Ide-idenya yang cemerlang, meninggalkan dampak yang besar dalam tubuh pemikiran
umat Islam. Beliaulah pendiri sekaligus peletak dasar-dasar sekolah pemikiran
pada zaman modern juga menyebarkannya kepada manusia. Walau guru beliau Jamal
Al-Afghani adalah sebagai orang pertama yang mengobarkan percikan pemikiran
dalam jiwanya, akan tetapi Imam Muhammad Abduh sebagai mana diungkapkan Doktor.
Mohammad Imarah, adalah seorang arsitektur terbesar dalam gerakan pembaharuan
dan reformasi atau sekolah pemikiran modern. Melebihi guru beliu Jamaluddin
Al-Afghani.
Muhammad
Abduh memiliki andil besar dalam perbaikan dan pembaharuan pemikiran Islam
kontemporer. Telah banyak pembaharuan yang beliau lakukan diantaranya:
1. Reformasi
pendidikan
Mohammad Abduh memulai perbaikannya
melalui pendidikan. Menjadikan pendidikan sebagai sektor utama guna
menyelamatkan masyarakat mesir. menjadikan perbaikan sistem pendidikan sebagai
asas dalam mencetak muslim yang shaleh.
2. Mendirikan
lembaga dan yayasan sosial.
Sepak terjang dalam perbaikan yang
dilakukan Muhammad Abduh tidak hanya terbatas pada aspek pemerintahan saja
seperti halnya perbaikan pendidikan dan Al-Azhar. Akan tetapi lebih dari itu
hingga mendirikan beberapa lembaga-lembaga sosial. Diantaranya: Jami’ah
khairiyah islamiyah,jami’ah ihya al-ulum al-arabiyah,dan juga jami’ah
at-taqorrub baina al-adyan.
3. Mendirikan
sekolah pemikiran.
Muhammad Abduh adalah orang pertama
yang mendirikan sekolah pemikiran kontemporer.
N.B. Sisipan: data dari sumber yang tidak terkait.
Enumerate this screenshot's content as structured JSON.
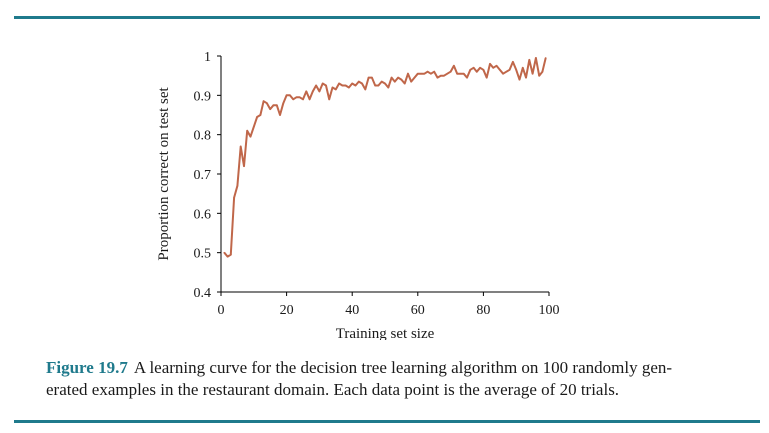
{
  "figure": {
    "label": "Figure 19.7",
    "caption_line1": "A learning curve for the decision tree learning algorithm on 100 randomly gen-",
    "caption_line2": "erated examples in the restaurant domain. Each data point is the average of 20 trials.",
    "rule_color": "#1f7a8c"
  },
  "chart_data": {
    "type": "line",
    "title": "",
    "xlabel": "Training set size",
    "ylabel": "Proportion correct on test set",
    "xlim": [
      0,
      100
    ],
    "ylim": [
      0.4,
      1
    ],
    "x_ticks": [
      0,
      20,
      40,
      60,
      80,
      100
    ],
    "y_ticks": [
      0.4,
      0.5,
      0.6,
      0.7,
      0.8,
      0.9,
      1
    ],
    "grid": false,
    "series_color": "#c0674a",
    "series": [
      {
        "x": [
          1,
          2,
          3,
          4,
          5,
          6,
          7,
          8,
          9,
          10,
          11,
          12,
          13,
          14,
          15,
          16,
          17,
          18,
          19,
          20,
          21,
          22,
          23,
          24,
          25,
          26,
          27,
          28,
          29,
          30,
          31,
          32,
          33,
          34,
          35,
          36,
          37,
          38,
          39,
          40,
          41,
          42,
          43,
          44,
          45,
          46,
          47,
          48,
          49,
          50,
          51,
          52,
          53,
          54,
          55,
          56,
          57,
          58,
          59,
          60,
          61,
          62,
          63,
          64,
          65,
          66,
          67,
          68,
          69,
          70,
          71,
          72,
          73,
          74,
          75,
          76,
          77,
          78,
          79,
          80,
          81,
          82,
          83,
          84,
          85,
          86,
          87,
          88,
          89,
          90,
          91,
          92,
          93,
          94,
          95,
          96,
          97,
          98,
          99
        ],
        "values": [
          0.5,
          0.49,
          0.495,
          0.64,
          0.67,
          0.77,
          0.72,
          0.81,
          0.795,
          0.82,
          0.845,
          0.85,
          0.885,
          0.88,
          0.865,
          0.875,
          0.875,
          0.85,
          0.88,
          0.9,
          0.9,
          0.89,
          0.895,
          0.895,
          0.89,
          0.91,
          0.89,
          0.91,
          0.925,
          0.91,
          0.93,
          0.925,
          0.89,
          0.92,
          0.915,
          0.93,
          0.925,
          0.925,
          0.92,
          0.93,
          0.925,
          0.935,
          0.93,
          0.915,
          0.945,
          0.945,
          0.925,
          0.925,
          0.935,
          0.93,
          0.92,
          0.945,
          0.935,
          0.945,
          0.94,
          0.93,
          0.955,
          0.935,
          0.945,
          0.955,
          0.955,
          0.955,
          0.96,
          0.955,
          0.96,
          0.945,
          0.95,
          0.95,
          0.955,
          0.96,
          0.975,
          0.955,
          0.955,
          0.955,
          0.945,
          0.965,
          0.97,
          0.96,
          0.97,
          0.965,
          0.945,
          0.98,
          0.97,
          0.975,
          0.965,
          0.955,
          0.96,
          0.965,
          0.985,
          0.965,
          0.94,
          0.97,
          0.945,
          0.99,
          0.955,
          0.995,
          0.95,
          0.96,
          0.995
        ]
      }
    ]
  }
}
Yang memiliki dampak besar dalam
pembaharuan pemikiran islam dan kebangkitan akal umat muslim dalam menghadapi
musuh-musuh islam yang sedang dengan gencar menyerang umat muslim saat ini.
4. Penafsiran
al-Qur’an
Di antara pembaruan yang dilakukan
Muhammad Abduh adalah dengan menghadirkan buah karya penafsiran al-qur’an.
Adalah Tafir Al-Mannar yang di tulis Muhammad Abduh dan muridnya Muhammad
Rasyid Ridho yang telah meberikan corak baru dalam ilmu tafsir. Corak tafsir
yang dikembangkan ini disebut Mufassirin “adabi ijtima’i” (budaya
masyarakat). Corak ini menurut Muhammad Husein adz-Dzahabi menitik beratkan
penjelasan ayat-ayat al-Qur’an pada segi ketelitian redaksinya, kemudian menyusun
kandungannya dalam suatu redaksi yang indah dengan menonjolkan segi-segi
petunjuk al-Qur’an bagi kehidupan, serta menghubungkan pengertian ayat-ayat
tersebut dengan hukum-hukum alm yang berlaku dalam masyarakat dan pembangunan
dunia.
Diantara prinsip Muhammad Abduh dalam menafsirkan ayat adalah, Al-Qur’an
menjadi pokok. al-Qur’an didasarkan segala mazhab dan aliran keagamaan,
bukannya mazhab-mazhab dan aliran yang menjadi pokok, dan ayat-ayat Al-Qur’an
hanya dijadikan pendukung mazhab-mazhab tersebut. Kecuali itu, Muhammad Abduh
membuka lebar pintu ijtihad. Menurutnya dengan membuka pintu ijtihad akan
memberi semangat dinamis terhadap perkembangan Islam dalam seluruh aspeknya.